Two of the big summer movies currently in the theaters deal with time travel issues.  The first Edge of Tomorrow, starring Tom Cruise and Emily Blunt, is a military thriller, but really it is about what it would mean if we could really start all over again every time we mess up badly—and that’s appealing at a certain level, isn’t it!

X-Men: Days of Future Past, delivering the usual ensemble of stars, but focusing on Wolverine (Hugh Jackman), tests the idea of whether going back in time and manipulating historical events can change the future.

Both films play with the threat of total annihilation of the race.  Seems like we are getting more and more films like this, that is, films like the 1950s movies about the invasion of aliens and/or the mutants from atomic wars overrunning the earth, all of which expressed the newly feasible, but very real existential fear of atomic destruction.

Edge of Tomorrowsets up a scenario where a reluctant soldier (Tom Cruise) repeats the same day over and over again, resetting to that day every time he is killed.  When he realizes what has happened to him, he tries to learn from each lethal experience in order to save the world.

Through hundreds of iterations of the same day, he finally figures out what to do and what not to do in order to win the war against the aliens—at which point he has to start the NEW day over again and try again from the beginning to win the girl.

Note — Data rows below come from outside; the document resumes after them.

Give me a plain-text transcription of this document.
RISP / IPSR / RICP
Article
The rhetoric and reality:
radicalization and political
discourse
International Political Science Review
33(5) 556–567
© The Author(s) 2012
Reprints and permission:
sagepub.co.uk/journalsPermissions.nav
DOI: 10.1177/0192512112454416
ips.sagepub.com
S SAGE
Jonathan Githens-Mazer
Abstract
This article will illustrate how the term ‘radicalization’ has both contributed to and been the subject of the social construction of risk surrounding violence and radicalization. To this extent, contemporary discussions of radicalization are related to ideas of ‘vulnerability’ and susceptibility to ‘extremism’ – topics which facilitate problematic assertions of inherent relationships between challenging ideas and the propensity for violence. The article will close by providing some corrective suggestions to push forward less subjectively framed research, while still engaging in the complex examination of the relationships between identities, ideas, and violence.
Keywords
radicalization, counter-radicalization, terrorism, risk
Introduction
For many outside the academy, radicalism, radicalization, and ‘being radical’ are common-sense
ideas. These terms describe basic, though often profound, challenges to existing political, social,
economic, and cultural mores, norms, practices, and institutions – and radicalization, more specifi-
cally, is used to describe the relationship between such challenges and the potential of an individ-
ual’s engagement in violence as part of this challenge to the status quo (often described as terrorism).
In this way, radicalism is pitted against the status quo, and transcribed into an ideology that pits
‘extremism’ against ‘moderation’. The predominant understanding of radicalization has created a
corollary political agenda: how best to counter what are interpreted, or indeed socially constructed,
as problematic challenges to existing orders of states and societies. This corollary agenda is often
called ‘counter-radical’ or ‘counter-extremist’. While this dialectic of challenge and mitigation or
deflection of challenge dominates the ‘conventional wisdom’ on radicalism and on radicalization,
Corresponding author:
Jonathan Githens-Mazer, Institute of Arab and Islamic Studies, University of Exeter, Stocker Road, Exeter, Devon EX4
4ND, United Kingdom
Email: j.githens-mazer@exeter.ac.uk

Fortunately, the director and editors of this film spare the audience the boredom of watching the same events happening over and over again, all which would have to be repeated so carefully because even one forgotten detail could result in needing to reset all over again.

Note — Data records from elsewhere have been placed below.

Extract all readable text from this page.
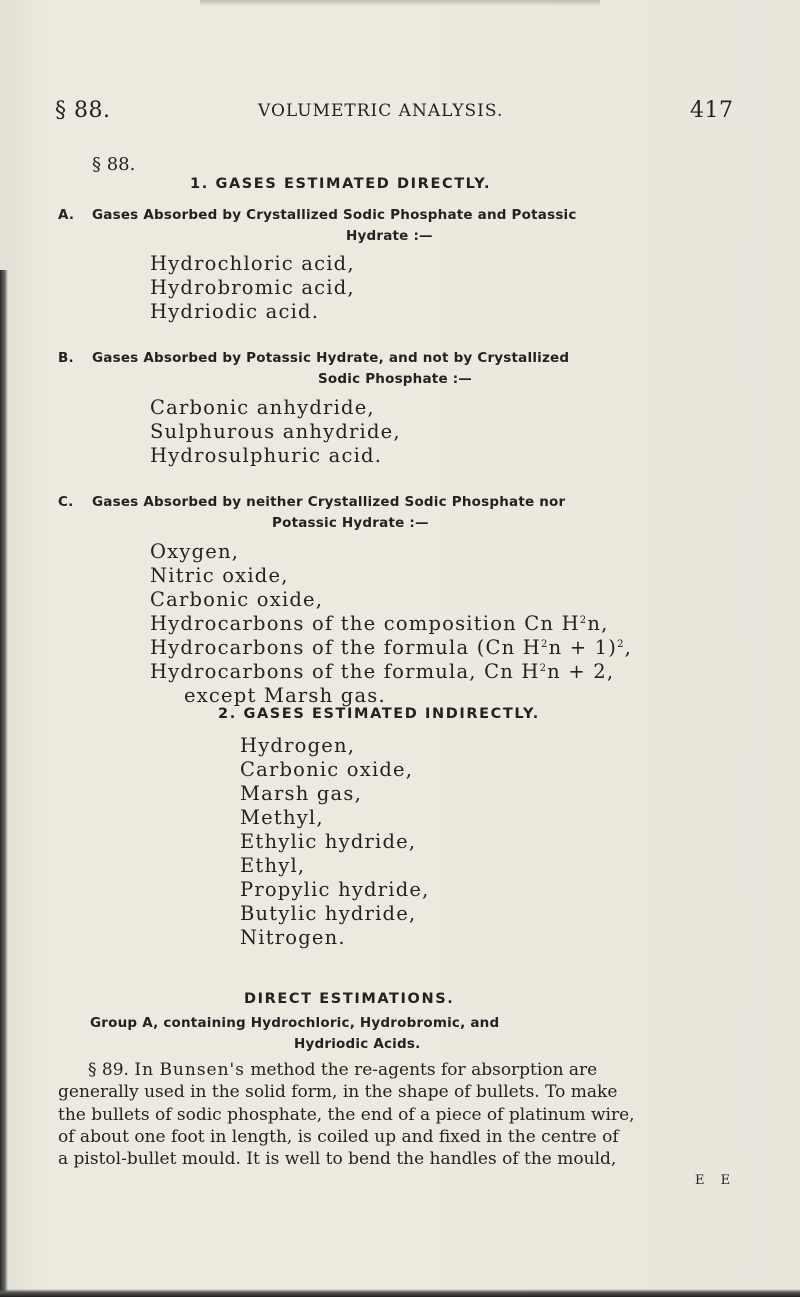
§ 88.	VOLUMETRIC ANALYSIS.	417
§ 88.
1. GASES ESTIMATED DIRECTLY.
A. Gases Absorbed by Crystallized Sodic Phosphate and Potassic
Hydrate :—
Hydrochloric acid,
Hydrobromic acid,
Hydriodic acid.
B. Gases Absorbed by Potassic Hydrate, and not by Crystallized
Sodic Phosphate :—
Carbonic anhydride,
Sulphurous anhydride,
Hydrosulphuric acid.
C. Gases Absorbed by neither Crystallized Sodic Phosphate nor
Potassic Hydrate :—
Oxygen,
Nitric oxide,
Carbonic oxide,
Hydrocarbons of the composition Cn $H^2n$,
Hydrocarbons of the formula (Cn $H^2n + 1)^2$,
Hydrocarbons of the formula, Cn $H^2n + 2$,
except Marsh gas.
2. GASES ESTIMATED INDIRECTLY.
Hydrogen,
Carbonic oxide,
Marsh gas,
Methyl,
Ethylic hydride,
Ethyl,
Propylic hydride,
Butylic hydride,
Nitrogen.
DIRECT ESTIMATIONS.
Group A, containing Hydrochloric, Hydrobromic, and
Hydriodic Acids.
§ 89. In Bunsen's method the re-agents for absorption are
generally used in the solid form, in the shape of bullets. To make
the bullets of sodic phosphate, the end of a piece of platinum wire,
of about one foot in length, is coiled up and fixed in the centre of
a pistol-bullet mould. It is well to bend the handles of the mould,
E E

That boredom and the tyranny of details when trying to change history were better demonstrated in Stephen King’s recent book 11/22/63: A Novel about a time traveler’s attempt to change history by preventing the assassination of President Kennedy.  Although the time travel and resetting is quite similar, because the novelist has more than two hours to tell his story, the difficulty and tedium of using repetition to get everything right are much more pronounced.  In fact, it proves to be almost impossible.

X-Men: Days of Future Past is the better film, primarily because the complexity of the characters plays a larger role in the outcome of the film.  In spite of political, racial, and philosophical oppositions, the key for saving the world becomes hope!  That hope is essential to the survival of humanity rings true, doesn’t it!Xmen

A cousin of mine is a hospital chaplain. He has told me that his main job is to offer people in his care hope, that when a patient loses hope, death becomes more probable.  He says that if he can just help them hope for tomorrow or next week,that they often rally.

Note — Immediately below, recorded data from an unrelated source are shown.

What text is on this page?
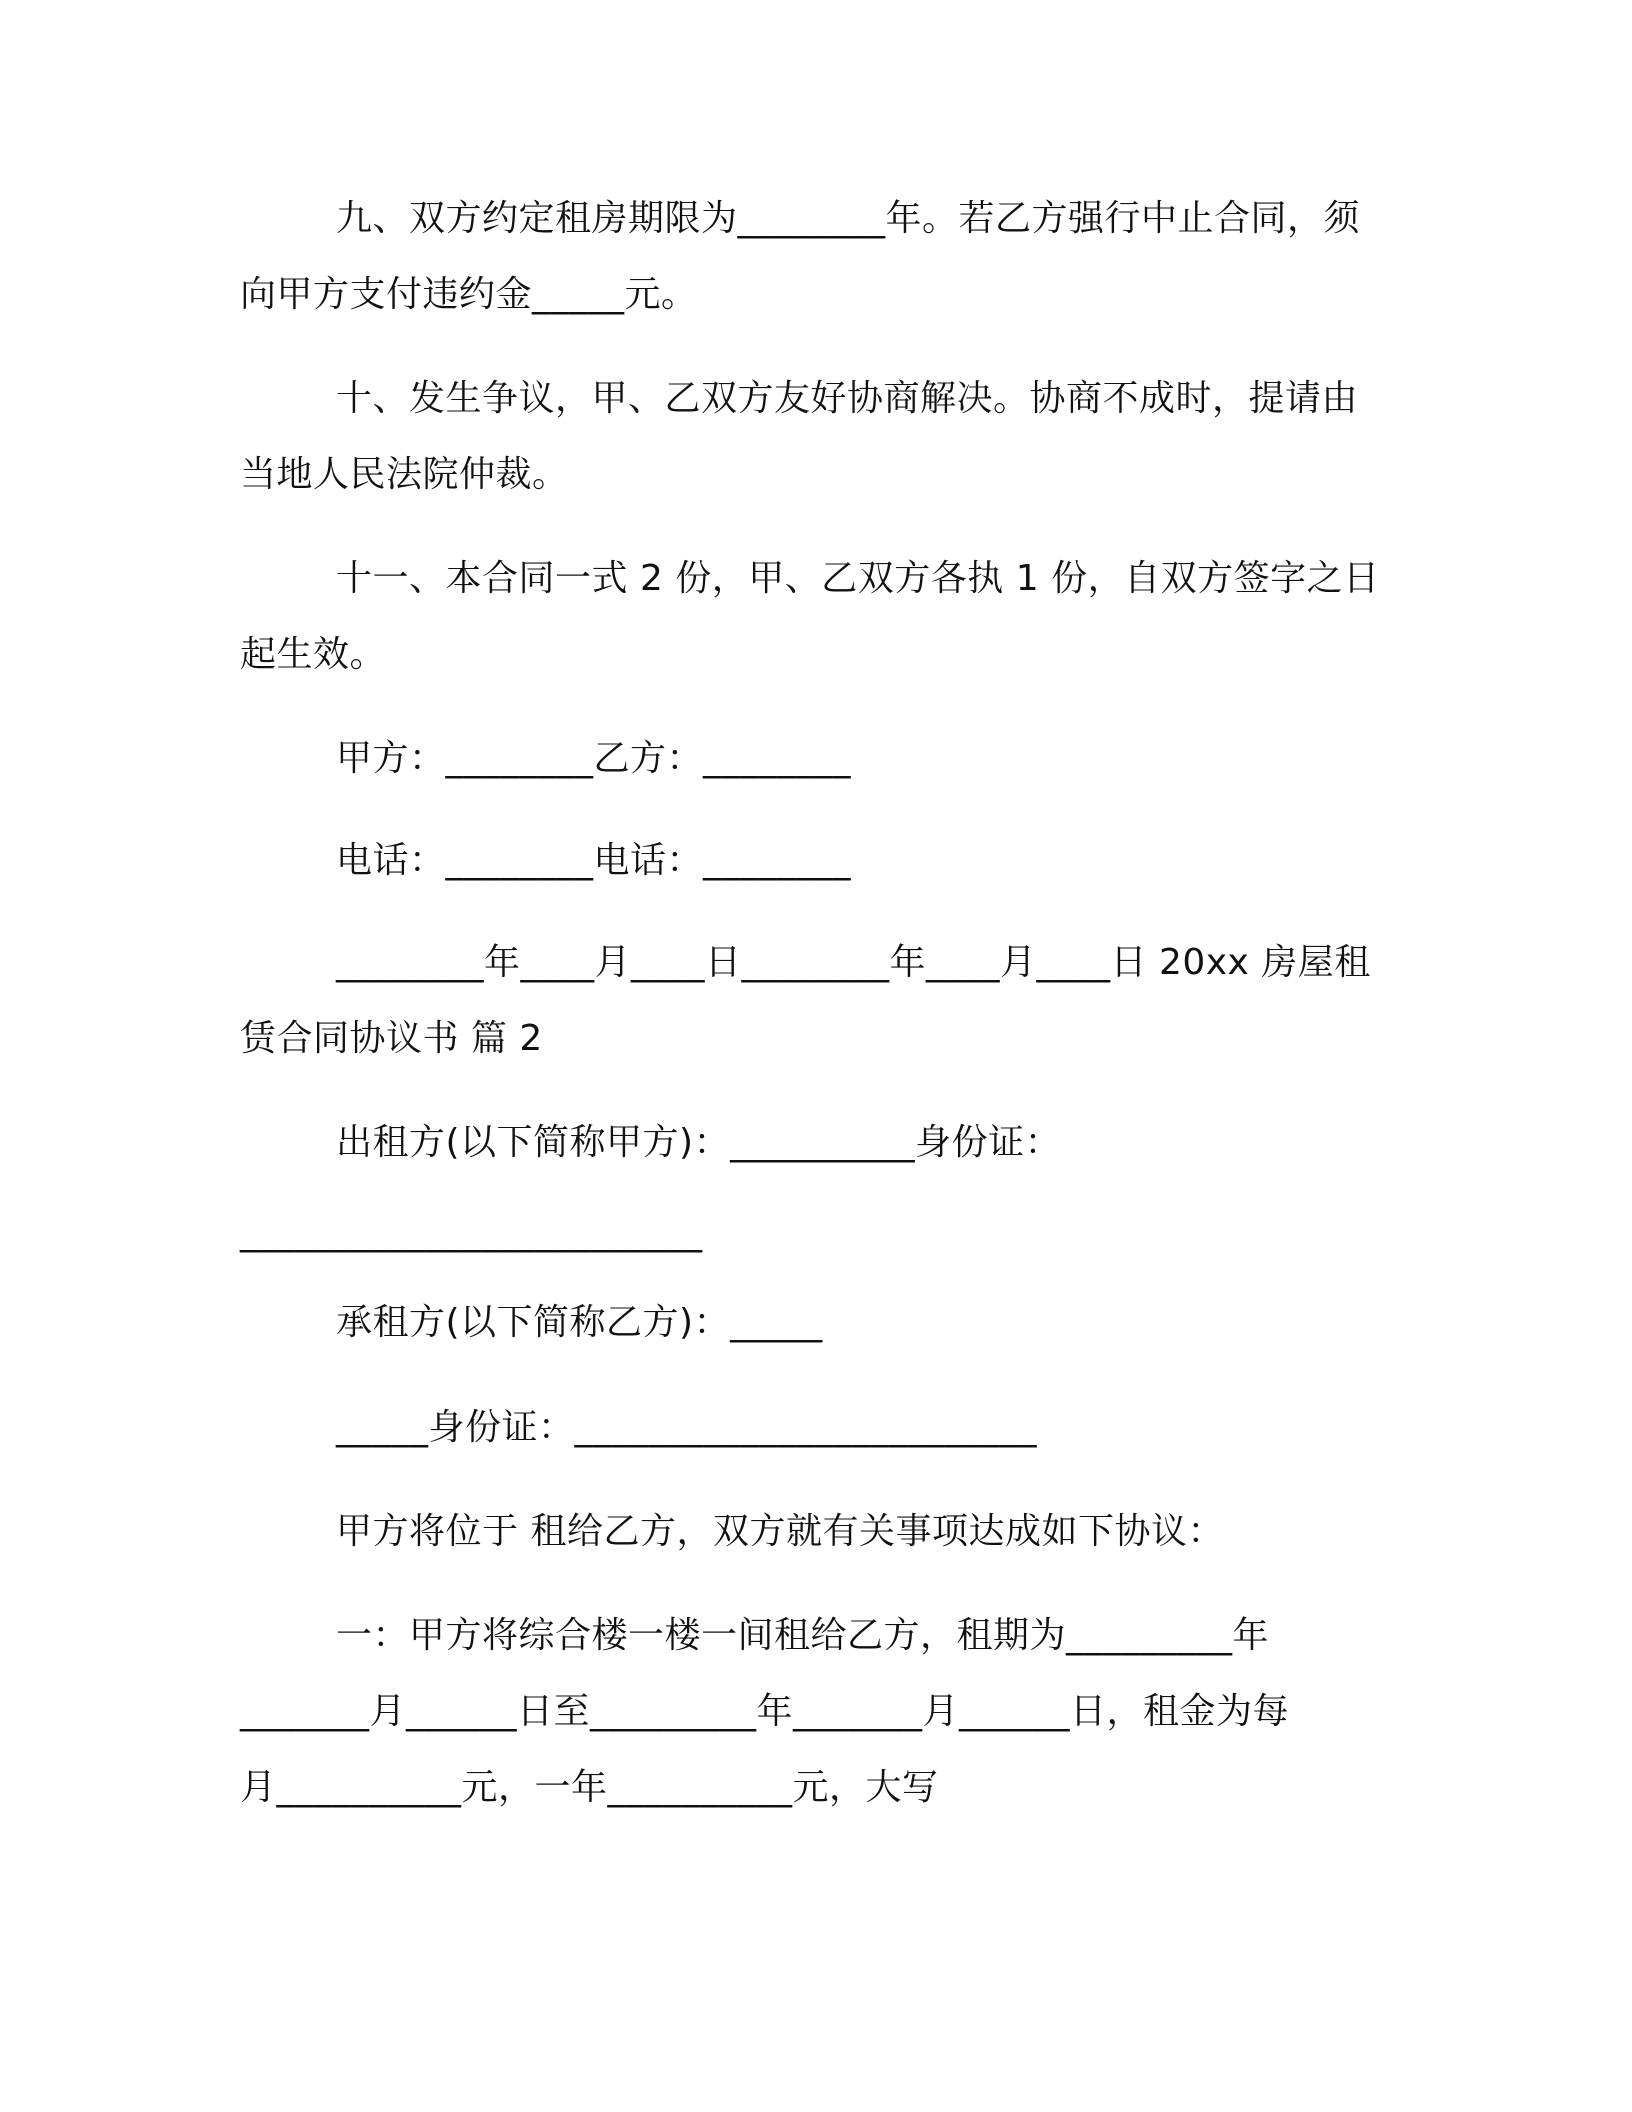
九、双方约定租房期限为________年。若乙方强行中止合同，须向甲方支付违约金_____元。

十、发生争议，甲、乙双方友好协商解决。协商不成时，提请由当地人民法院仲裁。

十一、本合同一式 2 份，甲、乙双方各执 1 份，自双方签字之日起生效。

甲方：________乙方：________

电话：________电话：________

________年____月____日________年____月____日 20xx 房屋租赁合同协议书 篇 2

出租方(以下简称甲方)：__________身份证：

_________________________

承租方(以下简称乙方)：_____

_____身份证：_________________________

甲方将位于 租给乙方，双方就有关事项达成如下协议：

一：甲方将综合楼一楼一间租给乙方，租期为_________年

_______月______日至_________年_______月______日，租金为每

月__________元，一年__________元，大写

Ultimately, time-travel films are terribly inconsistent, sometimes inconsequent, because no cause-and-effect event can be ignored, not even the smallest, without downstream consequences.  That is the great comfort Christians take in being in the hands of the Great I AM.

Our hope rests on the sole First Cause, in the hands of the Beginning and the End, in the Author and the Finisher.  Our hope is not in ourselves or dependent on our tomorrow; our hope is not in learning all we need to learn to achieve perfection or in getting it all right. So Christians can live without that existential fear that lies behind films like these because we have been given true hope.

May the God of hope fill you with joy and peace in your faith, that by the power of the Holy Spirit, your whole life and outlook may be radiant with hope” (Romans 15:13, Phillips).